SecretScanner: Find secrets and passwords in container images and file systems
SecretScanner
Deepfence SecretScanner can find unprotected secrets in container images or file systems.
- SecretScanner is a standalone tool that retrieves and searches container and host filesystems, matching the contents against a database of approximately 140 secret types.

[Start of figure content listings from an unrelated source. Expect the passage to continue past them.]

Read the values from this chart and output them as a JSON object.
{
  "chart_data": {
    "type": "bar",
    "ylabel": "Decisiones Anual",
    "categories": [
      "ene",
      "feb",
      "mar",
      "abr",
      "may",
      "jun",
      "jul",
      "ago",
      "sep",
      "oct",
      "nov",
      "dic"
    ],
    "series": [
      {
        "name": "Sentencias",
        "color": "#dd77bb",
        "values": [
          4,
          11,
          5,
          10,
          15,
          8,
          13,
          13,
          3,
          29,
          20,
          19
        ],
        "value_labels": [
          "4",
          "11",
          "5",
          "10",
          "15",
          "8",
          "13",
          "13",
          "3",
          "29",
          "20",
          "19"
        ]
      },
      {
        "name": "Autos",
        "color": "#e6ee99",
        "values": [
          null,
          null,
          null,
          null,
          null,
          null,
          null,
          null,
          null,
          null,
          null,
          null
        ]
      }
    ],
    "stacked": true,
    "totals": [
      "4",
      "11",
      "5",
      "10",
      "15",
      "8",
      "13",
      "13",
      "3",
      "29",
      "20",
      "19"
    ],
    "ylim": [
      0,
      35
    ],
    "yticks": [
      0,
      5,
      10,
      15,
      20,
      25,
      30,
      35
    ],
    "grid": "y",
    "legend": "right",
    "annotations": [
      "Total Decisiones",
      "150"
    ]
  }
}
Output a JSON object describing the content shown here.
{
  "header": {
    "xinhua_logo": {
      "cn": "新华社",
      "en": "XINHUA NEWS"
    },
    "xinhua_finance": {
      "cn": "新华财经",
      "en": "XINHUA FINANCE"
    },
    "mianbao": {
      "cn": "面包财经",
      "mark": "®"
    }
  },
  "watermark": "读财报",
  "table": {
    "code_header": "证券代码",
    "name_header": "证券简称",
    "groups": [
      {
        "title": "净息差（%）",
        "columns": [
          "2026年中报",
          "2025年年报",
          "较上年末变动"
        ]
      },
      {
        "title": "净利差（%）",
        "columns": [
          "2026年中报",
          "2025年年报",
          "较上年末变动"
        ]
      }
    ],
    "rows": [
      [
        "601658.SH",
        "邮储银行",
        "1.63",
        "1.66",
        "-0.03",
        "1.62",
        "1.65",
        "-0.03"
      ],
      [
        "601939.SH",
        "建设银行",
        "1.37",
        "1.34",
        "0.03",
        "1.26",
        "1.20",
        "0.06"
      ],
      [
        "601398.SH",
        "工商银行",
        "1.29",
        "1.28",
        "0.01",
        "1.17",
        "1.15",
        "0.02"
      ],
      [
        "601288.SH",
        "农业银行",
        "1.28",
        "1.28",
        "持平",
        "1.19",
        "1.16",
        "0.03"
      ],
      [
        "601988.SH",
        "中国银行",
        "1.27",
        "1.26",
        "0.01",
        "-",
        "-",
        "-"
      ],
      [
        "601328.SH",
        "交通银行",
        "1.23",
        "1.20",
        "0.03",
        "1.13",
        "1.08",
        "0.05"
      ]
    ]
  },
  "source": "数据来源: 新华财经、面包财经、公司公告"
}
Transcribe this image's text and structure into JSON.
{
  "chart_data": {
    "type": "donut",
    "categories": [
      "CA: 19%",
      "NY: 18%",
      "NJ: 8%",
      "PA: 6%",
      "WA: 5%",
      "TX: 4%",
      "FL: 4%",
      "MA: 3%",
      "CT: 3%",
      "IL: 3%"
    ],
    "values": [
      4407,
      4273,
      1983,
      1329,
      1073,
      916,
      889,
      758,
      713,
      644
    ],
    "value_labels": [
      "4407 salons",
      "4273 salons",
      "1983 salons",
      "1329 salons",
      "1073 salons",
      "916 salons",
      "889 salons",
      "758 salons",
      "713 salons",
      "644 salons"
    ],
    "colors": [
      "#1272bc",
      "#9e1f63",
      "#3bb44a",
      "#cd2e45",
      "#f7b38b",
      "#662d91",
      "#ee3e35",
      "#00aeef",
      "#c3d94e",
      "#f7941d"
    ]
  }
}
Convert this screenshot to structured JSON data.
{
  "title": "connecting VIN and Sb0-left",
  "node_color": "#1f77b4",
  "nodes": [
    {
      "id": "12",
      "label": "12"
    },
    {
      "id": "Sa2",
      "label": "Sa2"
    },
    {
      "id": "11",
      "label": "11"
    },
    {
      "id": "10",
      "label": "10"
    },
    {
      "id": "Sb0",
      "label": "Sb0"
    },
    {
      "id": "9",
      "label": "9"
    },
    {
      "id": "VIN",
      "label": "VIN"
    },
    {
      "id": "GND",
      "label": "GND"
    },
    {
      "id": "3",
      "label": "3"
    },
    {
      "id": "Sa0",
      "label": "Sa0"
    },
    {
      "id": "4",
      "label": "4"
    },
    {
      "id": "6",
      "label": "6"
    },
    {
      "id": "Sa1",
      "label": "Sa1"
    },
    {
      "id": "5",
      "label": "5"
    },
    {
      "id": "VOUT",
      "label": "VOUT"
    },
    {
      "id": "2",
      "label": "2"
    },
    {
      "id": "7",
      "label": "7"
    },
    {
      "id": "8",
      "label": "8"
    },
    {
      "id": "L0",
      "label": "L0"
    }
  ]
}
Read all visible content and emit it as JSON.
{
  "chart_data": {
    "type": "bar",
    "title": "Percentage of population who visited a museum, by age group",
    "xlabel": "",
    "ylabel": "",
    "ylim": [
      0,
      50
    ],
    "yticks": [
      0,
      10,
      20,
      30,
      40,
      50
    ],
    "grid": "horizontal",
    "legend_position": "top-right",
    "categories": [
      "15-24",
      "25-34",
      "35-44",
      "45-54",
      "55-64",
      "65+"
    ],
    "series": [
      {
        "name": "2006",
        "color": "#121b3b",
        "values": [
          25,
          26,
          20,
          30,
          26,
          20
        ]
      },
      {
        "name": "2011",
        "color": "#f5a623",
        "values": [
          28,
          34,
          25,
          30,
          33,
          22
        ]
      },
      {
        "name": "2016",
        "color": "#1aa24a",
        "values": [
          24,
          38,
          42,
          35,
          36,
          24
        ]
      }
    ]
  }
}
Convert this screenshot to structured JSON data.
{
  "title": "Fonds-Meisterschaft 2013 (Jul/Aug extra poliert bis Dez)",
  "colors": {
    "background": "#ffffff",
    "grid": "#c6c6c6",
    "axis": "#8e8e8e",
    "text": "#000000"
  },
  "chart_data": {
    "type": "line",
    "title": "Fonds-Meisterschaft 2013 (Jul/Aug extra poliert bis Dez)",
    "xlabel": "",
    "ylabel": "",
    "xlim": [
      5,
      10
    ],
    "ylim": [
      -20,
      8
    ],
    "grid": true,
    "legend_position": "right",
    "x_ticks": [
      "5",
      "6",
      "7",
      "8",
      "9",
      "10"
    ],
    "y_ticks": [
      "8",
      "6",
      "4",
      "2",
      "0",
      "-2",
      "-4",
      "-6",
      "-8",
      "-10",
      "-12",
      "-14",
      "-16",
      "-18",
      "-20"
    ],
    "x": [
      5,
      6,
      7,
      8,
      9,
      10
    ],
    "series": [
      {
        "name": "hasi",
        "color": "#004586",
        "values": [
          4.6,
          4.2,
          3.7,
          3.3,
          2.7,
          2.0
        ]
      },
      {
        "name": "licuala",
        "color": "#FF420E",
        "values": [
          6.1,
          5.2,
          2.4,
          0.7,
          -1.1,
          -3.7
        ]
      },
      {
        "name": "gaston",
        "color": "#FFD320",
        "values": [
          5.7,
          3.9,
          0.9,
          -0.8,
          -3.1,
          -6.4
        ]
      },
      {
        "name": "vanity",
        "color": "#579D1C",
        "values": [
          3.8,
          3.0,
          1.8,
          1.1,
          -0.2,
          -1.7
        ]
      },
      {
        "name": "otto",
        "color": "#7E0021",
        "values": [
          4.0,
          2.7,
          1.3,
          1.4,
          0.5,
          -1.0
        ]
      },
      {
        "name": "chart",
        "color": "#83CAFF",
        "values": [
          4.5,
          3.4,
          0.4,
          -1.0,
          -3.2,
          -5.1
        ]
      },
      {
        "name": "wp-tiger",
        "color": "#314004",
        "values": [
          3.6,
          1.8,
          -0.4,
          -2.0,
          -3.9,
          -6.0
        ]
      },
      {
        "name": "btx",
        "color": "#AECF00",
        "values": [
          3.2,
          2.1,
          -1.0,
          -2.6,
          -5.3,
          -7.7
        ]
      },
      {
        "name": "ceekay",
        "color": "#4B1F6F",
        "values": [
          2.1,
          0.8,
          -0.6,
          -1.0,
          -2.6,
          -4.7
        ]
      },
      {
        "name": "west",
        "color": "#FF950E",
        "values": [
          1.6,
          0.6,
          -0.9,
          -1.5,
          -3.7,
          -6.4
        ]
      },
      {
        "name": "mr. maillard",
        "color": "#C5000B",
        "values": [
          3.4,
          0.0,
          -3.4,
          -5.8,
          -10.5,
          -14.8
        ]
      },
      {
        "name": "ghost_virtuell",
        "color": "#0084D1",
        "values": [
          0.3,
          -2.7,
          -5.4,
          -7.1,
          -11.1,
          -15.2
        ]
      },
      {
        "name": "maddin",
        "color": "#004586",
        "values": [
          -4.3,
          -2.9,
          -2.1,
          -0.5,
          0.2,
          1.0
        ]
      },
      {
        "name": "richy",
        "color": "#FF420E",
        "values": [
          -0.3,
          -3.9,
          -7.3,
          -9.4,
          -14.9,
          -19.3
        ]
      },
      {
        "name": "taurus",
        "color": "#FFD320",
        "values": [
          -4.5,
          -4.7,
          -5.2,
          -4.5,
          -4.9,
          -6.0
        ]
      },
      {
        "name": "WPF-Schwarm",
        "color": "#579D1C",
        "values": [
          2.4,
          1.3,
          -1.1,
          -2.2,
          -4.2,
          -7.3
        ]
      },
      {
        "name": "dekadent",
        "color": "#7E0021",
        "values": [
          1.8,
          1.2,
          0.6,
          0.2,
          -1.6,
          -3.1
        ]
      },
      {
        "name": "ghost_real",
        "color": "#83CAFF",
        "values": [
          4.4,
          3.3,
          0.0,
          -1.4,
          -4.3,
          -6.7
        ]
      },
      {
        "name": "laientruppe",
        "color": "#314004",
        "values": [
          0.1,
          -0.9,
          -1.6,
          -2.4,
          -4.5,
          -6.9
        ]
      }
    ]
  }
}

- SecretScanner is also included in ThreatMapper, an open source scanner that identifies vulnerable dependencies and unprotected secrets in cloud native applications, and ranks these vulnerabilities based on their risk-of-exploit (example)
What are Secrets?
Secrets are any kind of sensitive or private data which gives authorized users permission to access critical IT infrastructure (such as accounts, devices, network, cloud based services), applications, storage, databases and other kinds of critical data for an organization. For example, passwords, AWS access IDs, AWS secret access keys, Google OAuth Key etc. are secrets. Secrets should be strictly kept private. However, sometimes attackers can easily access secrets due to flawed security policies or inadvertent mistakes by developers. Sometimes developers use default secrets or leave hard-coded secrets such as passwords, API keys, encryption keys, SSH keys, tokens etc. in container images, especially during rapid development and deployment cycles in CI/CD pipeline. Also, sometimes users store passwords in plain text. Leakage of secrets to unauthorized entities can put your organization and infrastructure at serious security risk.
Deepfence SecretScanner helps users scan their container images or local directories on hosts and outputs a JSON file with details of all the secrets found.
Check out our blog for more details.
When to use SecretScanner
Use SecretScanner if you need a lightweight, efficient method to scan container images and filesystems for possible secrets (keys, tokens, passwords). You can then review these possible ‘secrets’ to determine if any of them should be removed from production deployments.